Certa vez, numa plena manhã de inverno, esgueirando-me por calçadas antigas (como se eu palmilhasse uma estrada pedregosa de Minas), vi-me perdido entre as vielas seculares de Ouro Preto. Mas quem se extravia por ali, na verdade, se acha: isso porque ela integra aquele rol de cidades onde o indivíduo pode andar a esmo e dificilmente ficar atormentado com essa falta de rumo. Cada nova rua de Ouro Preto é como uma pequena aventura íntima, um achado poético insofismável, para citar Manuel Bandeira, que tanto admirava suas paisagens.
Nessa mesma manhã, por exemplo, deparei-me com uma viela aparentemente improvisada – como se um abalo sísmico tivesse aberto uma pequena fenda entre dois imóveis – onde se instalou um sofá antigo, solene, totalmente abandonado sob o ar frio ouro-pretano. Para os espíritos mais modernos, a cena talvez parecesse até uma intervenção artística. Tanto que não seria surpresa alguma se surgisse ali uma placa dizendo: “isto não é um sofá”, parafraseando o clássico “this is not a pipe”, de René Magritte.

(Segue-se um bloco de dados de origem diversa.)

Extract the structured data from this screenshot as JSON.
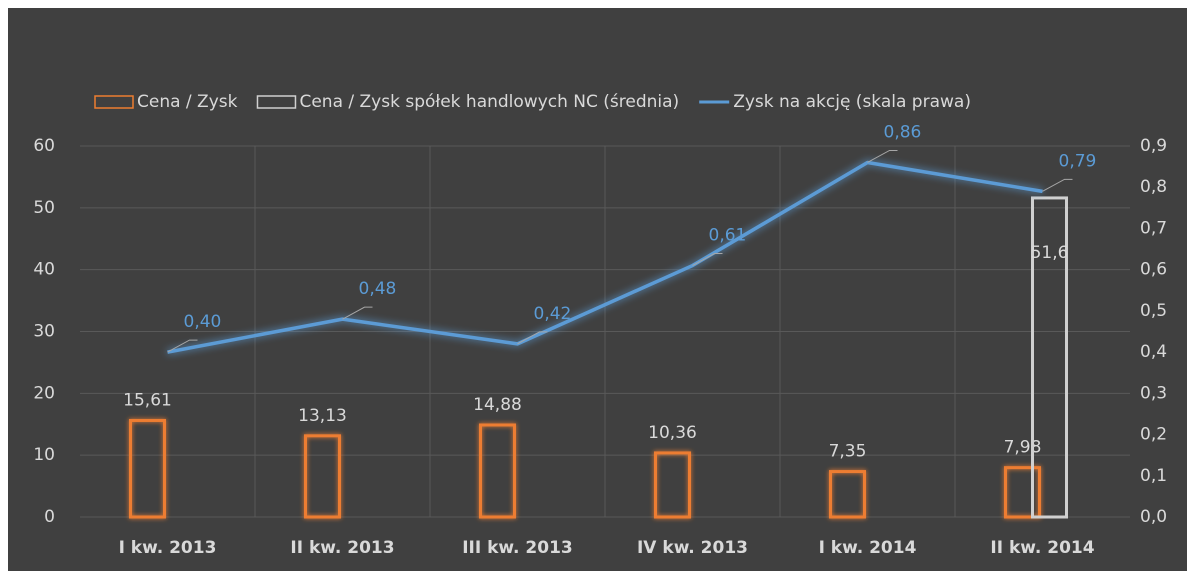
{
  "chart_data": {
    "type": "bar-line",
    "categories": [
      "I kw. 2013",
      "II kw. 2013",
      "III kw. 2013",
      "IV kw. 2013",
      "I kw. 2014",
      "II kw. 2014"
    ],
    "series": [
      {
        "name": "Cena / Zysk",
        "color": "#ed7d31",
        "type": "bar",
        "values": [
          15.61,
          13.13,
          14.88,
          10.36,
          7.35,
          7.98
        ],
        "value_labels": [
          "15,61",
          "13,13",
          "14,88",
          "10,36",
          "7,35",
          "7,98"
        ]
      },
      {
        "name": "Cena / Zysk spółek handlowych NC (średnia)",
        "color": "#d0d0d0",
        "type": "bar",
        "values": [
          null,
          null,
          null,
          null,
          null,
          51.6
        ],
        "value_labels": [
          null,
          null,
          null,
          null,
          null,
          "51,6"
        ]
      },
      {
        "name": "Zysk na akcję (skala prawa)",
        "color": "#5b9bd5",
        "type": "line",
        "axis": "y2",
        "values": [
          0.4,
          0.48,
          0.42,
          0.61,
          0.86,
          0.79
        ],
        "value_labels": [
          "0,40",
          "0,48",
          "0,42",
          "0,61",
          "0,86",
          "0,79"
        ]
      }
    ],
    "ylim": [
      0,
      60
    ],
    "yticks": [
      0,
      10,
      20,
      30,
      40,
      50,
      60
    ],
    "y2lim": [
      0,
      0.9
    ],
    "y2ticks": [
      {
        "value": 0,
        "label": "0,0"
      },
      {
        "value": 0.1,
        "label": "0,1"
      },
      {
        "value": 0.2,
        "label": "0,2"
      },
      {
        "value": 0.3,
        "label": "0,3"
      },
      {
        "value": 0.4,
        "label": "0,4"
      },
      {
        "value": 0.5,
        "label": "0,5"
      },
      {
        "value": 0.6,
        "label": "0,6"
      },
      {
        "value": 0.7,
        "label": "0,7"
      },
      {
        "value": 0.8,
        "label": "0,8"
      },
      {
        "value": 0.9,
        "label": "0,9"
      }
    ],
    "grid": true,
    "legend": "top"
  }
}
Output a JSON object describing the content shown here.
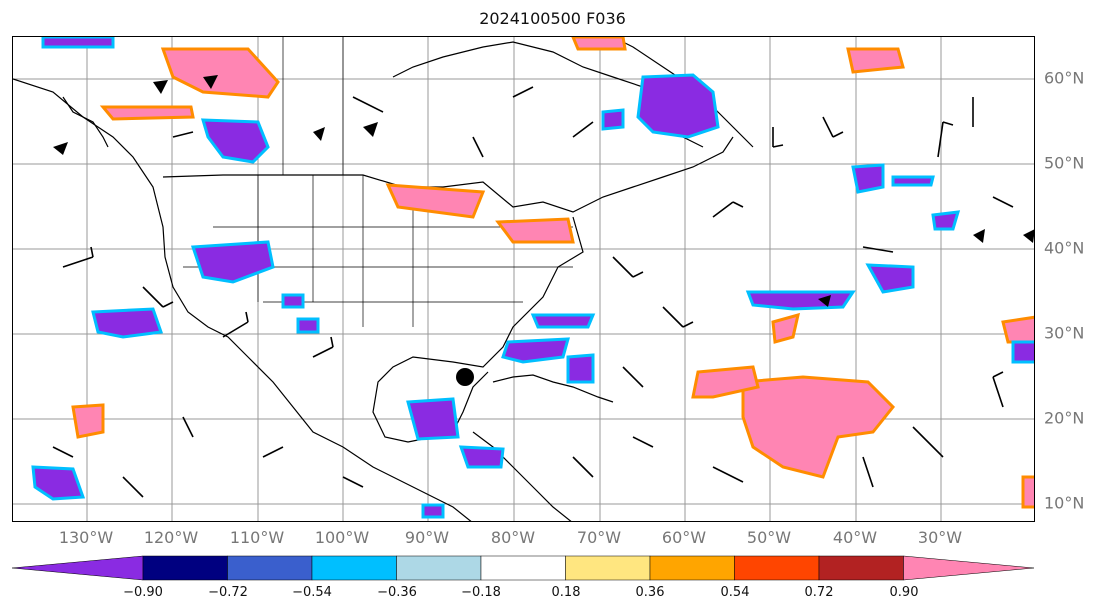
{
  "title": "2024100500 F036",
  "lon_labels": [
    "130°W",
    "120°W",
    "110°W",
    "100°W",
    "90°W",
    "80°W",
    "70°W",
    "60°W",
    "50°W",
    "40°W",
    "30°W"
  ],
  "lat_labels": [
    "60°N",
    "50°N",
    "40°N",
    "30°N",
    "20°N",
    "10°N"
  ],
  "colorbar": {
    "ticks": [
      "−0.90",
      "−0.72",
      "−0.54",
      "−0.36",
      "−0.18",
      "0.18",
      "0.36",
      "0.54",
      "0.72",
      "0.90"
    ],
    "colors": [
      "#8a2be2",
      "#000080",
      "#3a5fcd",
      "#00bfff",
      "#add8e6",
      "#ffffff",
      "#ffe680",
      "#ffa500",
      "#ff4500",
      "#b22222",
      "#ff85b3"
    ]
  },
  "colors": {
    "grid": "#999999",
    "coast": "#000000",
    "label": "#777777"
  }
}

Os mais antigos moradores talvez olhassem de relance e não vissem nada mais do que o simples abandono de um móvel velho e sem uso, devido talvez à enorme dificuldade de carregá-lo pelas muitas ladeiras da cidade para enfim descartá-lo em algum ponto. Já eu pressupunha, literariamente, que a própria cidade fizera aquele sofá brotar do chão, feito uma cena da mais pura literatura fantástica, como se Ouro Preto sempre buscasse meios de fixar nossa atenção sobre ela para admirá-la em todo seu charme antigo e inesperado.
Mas bastou abandonar aquela cena surrealista e esgueirar-me por mais algumas vielas para, de repente, ver outro de seus espetáculos invernais: logo reparei que o céu estendia sobre os telhados uma neblina porosa e densa, feito uma grinalda imensamente luminosa, onde cada partícula de orvalho criava uma malha fina, descendo em espirais gigantescas, como se uma chuva tímida desistisse de ser água para tornar-se apenas ar. E, assim, toda aquela atmosfera gélida já não mais incomodava como fizera na noite anterior, que causara imensa dificuldade para dormir: agora, era uma neblina diferente, como se Ouro Preto permitisse derramar sobre si um espetáculo novo e tangível aos olhos mais atentos.
E foi nesse instante que, bem drummondianamente, observei as casas antigas da cidade, que por vezes “morriam encharcadas de passado e melancolia”, mesmo permanecendo de pé para a massa de pessoas que subia e descia todas aquelas ladeiras, freneticamente. Sua altivez barroca e austera deixava ainda mais latente a névoa que envolvia Ouro Preto, revelando que aquela neblina não era apenas um manto poético ou delicado, mas uma espécie de renovação, um afastar de chuva forte, que permitia enfim alcançar o mistério revelado pelo poeta: descobrir, enfim, por que o amor se banhava na morte.